Nadie, pero de verdad lo decimos, nadie. Con la camiseta rodeando nuestro cuello y atravezando nuestro corazón, merecía más este Copa Mundial que la selección argentina de fútbol.
Nadie, pero de verdad lo decimos, nadie. Con la camiseta rodeando nuestro cuello y atravezando nuestro corazón, merecía más este Copa Mundial que la selección argentina de fútbol.
Nadie. Porqué nadie la merecia tanto, tras haber "encontrado agua en el desierto", cuando aquel primer golpe nos hizo dudar, pero nunca dejar de creer. Elejimos siempre creer. Y esas fieras vestidas de 45 millones de argentinos entendieron el mensaje. Había que traerla al país. A esa belleza de estatua vestida de pelota con manos alzándola, tenía que atravezar 10 mil kiómetros y caer en este "culo del mundo" que hoy es el corazón del poderoso señor fútbol.
Y estos nuevos héroes, con su sangre alimentada por las venas de aquellos otros campeones que siguen siéndolo y amamos, se hicieron cargo. Sacaron el pecho, levantaron la pera y miraron de frente, diciendo: aquí estamos, no nos vamos a correr. Y fueron confirmando con el paso a paso que estaban vivos, más que nunca y sólo como este grupo sabía. Se apoyaron en los sueños del más grande jugador de todos los tiempos, del tipo que nos devolvió la ganas de ver fútbol, sentirnos fútbol y creer en D10S.
Y allá fueron "a por ello", como tantas otras en el Culé lo sintió este mocosito que fue descubriendo suelo español con un talento incomparable y fue siempre por ello. Lionel Messi reconquistó España y tras ello, fue por atravezar el desierto y llegar al tierra prometida.
Nunca se olvidó de donde germinó y a pesar de caerse y levantarse tantas veces, siempre se infló de orgullo con la blanquiceleste y beso su camiseta, levantando las manos y mirando el cielo de celeste y blanco.
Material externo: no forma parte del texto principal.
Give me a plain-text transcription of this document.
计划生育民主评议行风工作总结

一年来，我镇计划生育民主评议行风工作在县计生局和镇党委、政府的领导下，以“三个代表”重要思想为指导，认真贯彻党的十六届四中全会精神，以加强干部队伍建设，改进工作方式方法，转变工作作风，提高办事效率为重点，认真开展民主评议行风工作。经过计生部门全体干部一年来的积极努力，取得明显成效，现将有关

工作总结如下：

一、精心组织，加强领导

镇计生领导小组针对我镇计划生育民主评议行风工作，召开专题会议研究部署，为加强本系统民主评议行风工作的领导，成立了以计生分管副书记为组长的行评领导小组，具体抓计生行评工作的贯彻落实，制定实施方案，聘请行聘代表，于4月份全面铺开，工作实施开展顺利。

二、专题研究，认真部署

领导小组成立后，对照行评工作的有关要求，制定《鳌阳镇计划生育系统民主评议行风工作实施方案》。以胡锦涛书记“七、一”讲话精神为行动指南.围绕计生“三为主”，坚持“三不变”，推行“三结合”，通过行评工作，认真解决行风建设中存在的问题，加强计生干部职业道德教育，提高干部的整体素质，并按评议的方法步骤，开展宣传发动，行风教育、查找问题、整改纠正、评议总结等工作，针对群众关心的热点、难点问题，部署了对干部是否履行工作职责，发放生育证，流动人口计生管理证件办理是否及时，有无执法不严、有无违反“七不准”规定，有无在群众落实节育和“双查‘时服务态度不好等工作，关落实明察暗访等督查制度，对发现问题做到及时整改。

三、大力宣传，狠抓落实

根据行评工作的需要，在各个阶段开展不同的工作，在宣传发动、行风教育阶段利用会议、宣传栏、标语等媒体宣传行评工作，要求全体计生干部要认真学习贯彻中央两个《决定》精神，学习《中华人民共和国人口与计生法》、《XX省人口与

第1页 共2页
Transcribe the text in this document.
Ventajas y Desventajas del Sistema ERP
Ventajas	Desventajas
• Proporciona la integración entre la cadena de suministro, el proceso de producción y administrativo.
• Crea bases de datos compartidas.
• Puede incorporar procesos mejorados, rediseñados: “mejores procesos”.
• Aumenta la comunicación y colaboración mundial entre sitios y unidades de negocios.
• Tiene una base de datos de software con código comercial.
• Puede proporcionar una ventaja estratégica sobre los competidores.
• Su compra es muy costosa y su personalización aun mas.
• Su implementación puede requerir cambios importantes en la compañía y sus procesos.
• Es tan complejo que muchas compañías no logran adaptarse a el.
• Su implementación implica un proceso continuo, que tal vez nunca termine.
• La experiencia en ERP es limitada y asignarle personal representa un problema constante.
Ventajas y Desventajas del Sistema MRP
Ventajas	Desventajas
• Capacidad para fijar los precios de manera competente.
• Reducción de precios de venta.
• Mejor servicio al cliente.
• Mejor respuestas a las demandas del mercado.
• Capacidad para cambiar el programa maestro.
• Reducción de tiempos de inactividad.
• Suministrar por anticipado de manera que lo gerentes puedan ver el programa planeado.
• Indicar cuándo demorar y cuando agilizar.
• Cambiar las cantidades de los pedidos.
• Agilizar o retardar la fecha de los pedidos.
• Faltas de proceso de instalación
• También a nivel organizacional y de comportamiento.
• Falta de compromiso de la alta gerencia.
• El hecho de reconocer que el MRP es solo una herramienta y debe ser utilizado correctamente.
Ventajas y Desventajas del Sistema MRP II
Él era el adalid de esta nueva esperanza, y en Qatar se prometió sin promesas huecas cumplir con lo que se había ganado y entregado en la vida.
Y entonces vinieron más rivales, para hacernos olvidar del trago amargo con el que nos recibía la lejana ciudad de oro y barro, y como siempre; decidió hacerse cargo y uno a uno fue volteándo muñecos, que cayeron azotados a sus pies. Y el país lloraba ante cada paso que él daba, en compañía de sus amigos que juegan a la pelota como en el campito o en la calle del barrio. De esos "gomias" de fierro, que nunca lo dejaron a pata y fueron sus escuderos, lanzadores, defendiendo al sumo prometido.
Ni la Francia poderosa de reyes y tesoros pudo imponerse a los sedientos de libertad, alimentados por millones de esperanzados y protegidos nada menos que por Diego, el señor de los cielos. Que desde allá, iluminó tanto camino.
Y lo que se merecía no solo porqué sí, se ganó desde el trabajo. Y allí, otro tipo que se mofó de las burlas y le hizo deditos al destino apareció, también de nombre Lionel - que casualidad tan hermosa - y adornó al 10. Lionel Scaloni le devolvió a la selección el prestigio de ser lo que Menotti y Bilardo - sin grietas - formaron con su sabiduria. Nunca le amainó al yugo tampoco este Lionel y se puso el overol escondiéndose de las luces y mirando detrás, a los que él señaló para que llevaran el estandarte adelante.
Todo fue perfecto, como la gente en cada ciudad del país, más esos 40 o 50 mil que aterrizaron sobre las arenas asiáticas y jamás dejaron de alentar, de sufrir, de reirse, de lagrimear. Nada podía salir mal, la merecíamos más que nadie y por todos. Por eso nos debiámos estas lágrimas en la tierra prometida. La de él, la de todos, las tuyas, las de ellos.
Gracias muchachos por haber ganador la tercera, por habernos hecho ilusionar, por ser campeones mundial. Gracias por los abrazos de los viejos con los jovenes, de los pibes con las pibas, de los que se quieren y no tanto, de los que se dian y no tanto. Por los besos a la vieja, a tu hijo, a tu mascota. Gracias por estas lágrimas, nunca lo vamos a olvidar.